Rolling Stone, May 11, 2000; from the court hearing


In the 1990s, Axl seems to have spent money on something in Sedona, Arizona:

Axl got metaphysical and started spending a lot of time in Sedona, Arizona. These people were taking advantage of a guy with millions to blow on lunacy.

In May 2000, Rolling Stone would publish a long article where they would discuss Axl and quote an alleged friend of him:

Axl is looking for anything that'll give him happiness.

In the same article, Rolling Stone would claim that Axl's trips to Sedona was to visit a psychic there, who people in the Guns N' Roses camp derisively referred to as "Yoda" [Rolling Stone, May 11, 2000]. Her real name is Sharon Maynard and she was running a not-for-profit business in Sedona called Arcos Cielos Corp., where she was living with her husband, Elliott [Rolling Stone, May 11, 2000]. "Dr. Elliott and Sharon Maynard" are thanked in the liner notes of Use Your Illusions, indicating that Axl was familiar with them already in the first half of 1991. According to various anonymous sources interviewed by Rolling Stone, Maynard would study photographs of people in Axl's world [Rolling Stone, May 11, 2000].

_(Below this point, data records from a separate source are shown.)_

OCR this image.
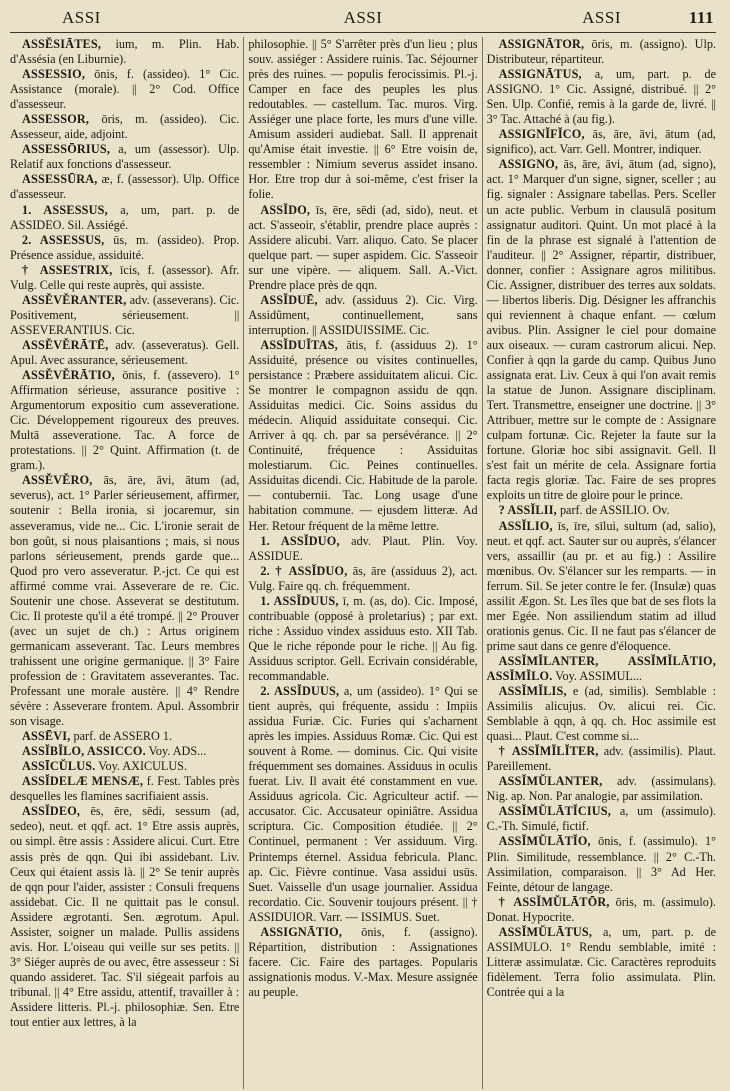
ASSI	ASSI	ASSI	111

ASSĔSIĀTES, ium, m. Plin. Hab. d'Assésia (en Liburnie).

ASSESSIO, ōnis, f. (assideo). 1° Cic. Assistance (morale). || 2° Cod. Office d'assesseur.

ASSESSOR, ōris, m. (assideo). Cic. Assesseur, aide, adjoint.

ASSESSŌRIUS, a, um (assessor). Ulp. Relatif aux fonctions d'assesseur.

ASSESSŪRA, æ, f. (assessor). Ulp. Office d'assesseur.

1. ASSESSUS, a, um, part. p. de ASSIDEO. Sil. Assiégé.

2. ASSESSUS, ūs, m. (assideo). Prop. Présence assidue, assiduité.

† ASSESTRIX, īcis, f. (assessor). Afr. Vulg. Celle qui reste auprès, qui assiste.

ASSĚVĚRANTER, adv. (asseverans). Cic. Positivement, sérieusement. || ASSEVERANTIUS. Cic.

ASSĚVĚRĀTĒ, adv. (asseveratus). Gell. Apul. Avec assurance, sérieusement.

ASSĚVĚRĀTIO, ōnis, f. (assevero). 1° Affirmation sérieuse, assurance positive : Argumentorum expositio cum asseveratione. Cic. Développement rigoureux des preuves. Multā asseveratione. Tac. A force de protestations. || 2° Quint. Affirmation (t. de gram.).

ASSĚVĚRO, ās, āre, āvi, ātum (ad, severus), act. 1° Parler sérieusement, affirmer, soutenir : Bella ironia, si jocaremur, sin asseveramus, vide ne... Cic. L'ironie serait de bon goût, si nous plaisantions ; mais, si nous parlons sérieusement, prends garde que... Quod pro vero asseveratur. P.-jct. Ce qui est affirmé comme vrai. Asseverare de re. Cic. Soutenir une chose. Asseverat se destitutum. Cic. Il proteste qu'il a été trompé. || 2° Prouver (avec un sujet de ch.) : Artus originem germanicam asseverant. Tac. Leurs membres trahissent une origine germanique. || 3° Faire profession de : Gravitatem asseverantes. Tac. Professant une morale austère. || 4° Rendre sévère : Asseverare frontem. Apul. Assombrir son visage.

ASSĒVI, parf. de ASSERO 1.

ASSĬBĬLO, ASSICCO. Voy. ADS...

ASSĪCŬLUS. Voy. AXICULUS.

ASSĬDELÆ MENSÆ, f. Fest. Tables près desquelles les flamines sacrifiaient assis.

ASSĬDEO, ēs, ēre, sēdi, sessum (ad, sedeo), neut. et qqf. act. 1° Etre assis auprès, ou simpl. être assis : Assidere alicui. Curt. Etre assis près de qqn. Qui ibi assidebant. Liv. Ceux qui étaient assis là. || 2° Se tenir auprès de qqn pour l'aider, assister : Consuli frequens assidebat. Cic. Il ne quittait pas le consul. Assidere ægrotanti. Sen. ægrotum. Apul. Assister, soigner un malade. Pullis assidens avis. Hor. L'oiseau qui veille sur ses petits. || 3° Siéger auprès de ou avec, être assesseur : Si quando assideret. Tac. S'il siégeait parfois au tribunal. || 4° Etre assidu, attentif, travailler à : Assidere litteris. Pl.-j. philosophiæ. Sen. Etre tout entier aux lettres, à la

philosophie. || 5° S'arrêter près d'un lieu ; plus souv. assiéger : Assidere ruinis. Tac. Séjourner près des ruines. — populis ferocissimis. Pl.-j. Camper en face des peuples les plus redoutables. — castellum. Tac. muros. Virg. Assiéger une place forte, les murs d'une ville. Amisum assideri audiebat. Sall. Il apprenait qu'Amise était investie. || 6° Etre voisin de, ressembler : Nimium severus assidet insano. Hor. Etre trop dur à soi-même, c'est friser la folie.

ASSĬDO, īs, ēre, sēdi (ad, sido), neut. et act. S'asseoir, s'établir, prendre place auprès : Assidere alicubi. Varr. aliquo. Cato. Se placer quelque part. — super aspidem. Cic. S'asseoir sur une vipère. — aliquem. Sall. A.-Vict. Prendre place près de qqn.

ASSĬDUĒ, adv. (assiduus 2). Cic. Virg. Assidûment, continuellement, sans interruption. || ASSIDUISSIME. Cic.

ASSĬDUĬTAS, ātis, f. (assiduus 2). 1° Assiduité, présence ou visites continuelles, persistance : Præbere assiduitatem alicui. Cic. Se montrer le compagnon assidu de qqn. Assiduitas medici. Cic. Soins assidus du médecin. Aliquid assiduitate consequi. Cic. Arriver à qq. ch. par sa persévérance. || 2° Continuité, fréquence : Assiduitas molestiarum. Cic. Peines continuelles. Assiduitas dicendi. Cic. Habitude de la parole. — contubernii. Tac. Long usage d'une habitation commune. — ejusdem litteræ. Ad Her. Retour fréquent de la même lettre.

1. ASSĬDUO, adv. Plaut. Plin. Voy. ASSIDUE.

2. † ASSĬDUO, ās, āre (assiduus 2), act. Vulg. Faire qq. ch. fréquemment.

1. ASSĬDUUS, ī, m. (as, do). Cic. Imposé, contribuable (opposé à proletarius) ; par ext. riche : Assiduo vindex assiduus esto. XII Tab. Que le riche réponde pour le riche. || Au fig. Assiduus scriptor. Gell. Ecrivain considérable, recommandable.

2. ASSĬDUUS, a, um (assideo). 1° Qui se tient auprès, qui fréquente, assidu : Impiis assidua Furiæ. Cic. Furies qui s'acharnent après les impies. Assiduus Romæ. Cic. Qui est souvent à Rome. — dominus. Cic. Qui visite fréquemment ses domaines. Assiduus in oculis fuerat. Liv. Il avait été constamment en vue. Assiduus agricola. Cic. Agriculteur actif. — accusator. Cic. Accusateur opiniâtre. Assidua scriptura. Cic. Composition étudiée. || 2° Continuel, permanent : Ver assiduum. Virg. Printemps éternel. Assidua febricula. Planc. ap. Cic. Fièvre continue. Vasa assidui usūs. Suet. Vaisselle d'un usage journalier. Assidua recordatio. Cic. Souvenir toujours présent. || † ASSIDUIOR. Varr. — ISSIMUS. Suet.

ASSIGNĀTIO, ōnis, f. (assigno). Répartition, distribution : Assignationes facere. Cic. Faire des partages. Popularis assignationis modus. V.-Max. Mesure assignée au peuple.

ASSIGNĀTOR, ōris, m. (assigno). Ulp. Distributeur, répartiteur.

ASSIGNĀTUS, a, um, part. p. de ASSIGNO. 1° Cic. Assigné, distribué. || 2° Sen. Ulp. Confié, remis à la garde de, livré. || 3° Tac. Attaché à (au fig.).

ASSIGNĬFĬCO, ās, āre, āvi, ātum (ad, significo), act. Varr. Gell. Montrer, indiquer.

ASSIGNO, ās, āre, āvi, ātum (ad, signo), act. 1° Marquer d'un signe, signer, sceller ; au fig. signaler : Assignare tabellas. Pers. Sceller un acte public. Verbum in clausulā positum assignatur auditori. Quint. Un mot placé à la fin de la phrase est signalé à l'attention de l'auditeur. || 2° Assigner, répartir, distribuer, donner, confier : Assignare agros militibus. Cic. Assigner, distribuer des terres aux soldats. — libertos liberis. Dig. Désigner les affranchis qui reviennent à chaque enfant. — cœlum avibus. Plin. Assigner le ciel pour domaine aux oiseaux. — curam castrorum alicui. Nep. Confier à qqn la garde du camp. Quibus Juno assignata erat. Liv. Ceux à qui l'on avait remis la statue de Junon. Assignare disciplinam. Tert. Transmettre, enseigner une doctrine. || 3° Attribuer, mettre sur le compte de : Assignare culpam fortunæ. Cic. Rejeter la faute sur la fortune. Gloriæ hoc sibi assignavit. Gell. Il s'est fait un mérite de cela. Assignare fortia facta regis gloriæ. Tac. Faire de ses propres exploits un titre de gloire pour le prince.

? ASSĬLII, parf. de ASSILIO. Ov.

ASSĬLIO, īs, īre, sīlui, sultum (ad, salio), neut. et qqf. act. Sauter sur ou auprès, s'élancer vers, assaillir (au pr. et au fig.) : Assilire mœnibus. Ov. S'élancer sur les remparts. — in ferrum. Sil. Se jeter contre le fer. (Insulæ) quas assilit Ægon. St. Les îles que bat de ses flots la mer Egée. Non assiliendum statim ad illud orationis genus. Cic. Il ne faut pas s'élancer de prime saut dans ce genre d'éloquence.

ASSĬMĬLANTER, ASSĬMĬLĀTIO, ASSĬMĬLO. Voy. ASSIMUL...

ASSĬMĬLIS, e (ad, similis). Semblable : Assimilis alicujus. Ov. alicui rei. Cic. Semblable à qqn, à qq. ch. Hoc assimile est quasi... Plaut. C'est comme si...

† ASSĬMĬLĬTER, adv. (assimilis). Plaut. Pareillement.

ASSĬMŬLANTER, adv. (assimulans). Nig. ap. Non. Par analogie, par assimilation.

ASSĬMŬLĀTĬCIUS, a, um (assimulo). C.-Th. Simulé, fictif.

ASSĬMŬLĀTĬO, ōnis, f. (assimulo). 1° Plin. Similitude, ressemblance. || 2° C.-Th. Assimilation, comparaison. || 3° Ad Her. Feinte, détour de langage.

† ASSĬMŬLĀTŌR, ōris, m. (assimulo). Donat. Hypocrite.

ASSĬMŬLĀTUS, a, um, part. p. de ASSIMULO. 1° Rendu semblable, imité : Litteræ assimulatæ. Cic. Caractères reproduits fidèlement. Terra folio assimulata. Plin. Contrée qui a la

Regarding Maynard's possible  influence on Axl's life, an "associate" of Axl would be stated as saying:

[Axl] wasn't turning his life over to somebody with a candle and a crystal. I say that with every confidence. It's just not consistent with who he is. He makes his own decisions.

Maynard had also been travelling with the band on the Use Your Illusion tour [Rolling Stone, May 11, 2000]. In June 1992 it was rumored that Guns N' Roses would not play Minneapolis on the upcoming tour with Metallica because Axl had been advised by his psychic, to avoid playing in cities that started with the letter "M" [Star Tribune, June 26, 1992]. Lars Ulrich, Chris Jones [from the band's management team], and Duff would deny these rumors [Star Tribune, June 26, 1992; Star Tribune August 4, 1992]. James Hetfield, on the other hand, would say he thought "it did have something to do with [Axl's] psychic, or his psychic’s assistant and he would mention that there were rumors about what "his psychic said" [Star Tribune, August 4, 1992].

Mike Patton, the singer in Faith No More, who opened for Guns N' Roses in 1992, would confirm that Axl travelled with a "psychic":

Then, for the last show of the European tour [July 2, 1992, Lisbon, Portugal], Axl's psychic (who has her own bodyguard) went out and blessed his microphone and blessed the stage.
Melody Maker, August 8, 1992

A crew member would describe Maynard and her circle of friends who travelled with the band:

She came with some of her pals. Funny dudes: Southwestern people with funny shoes. Their look didn't fit in: they were like aliens.

According to Rolling Stone' sources, one of the jobs of the psychic was to consider "the magnetic forces that exist in the universe and where those things are in comparison to where Axl would be spending his time", and this could affect where the band would play on the tour [Rolling Stone, May 11, 2000].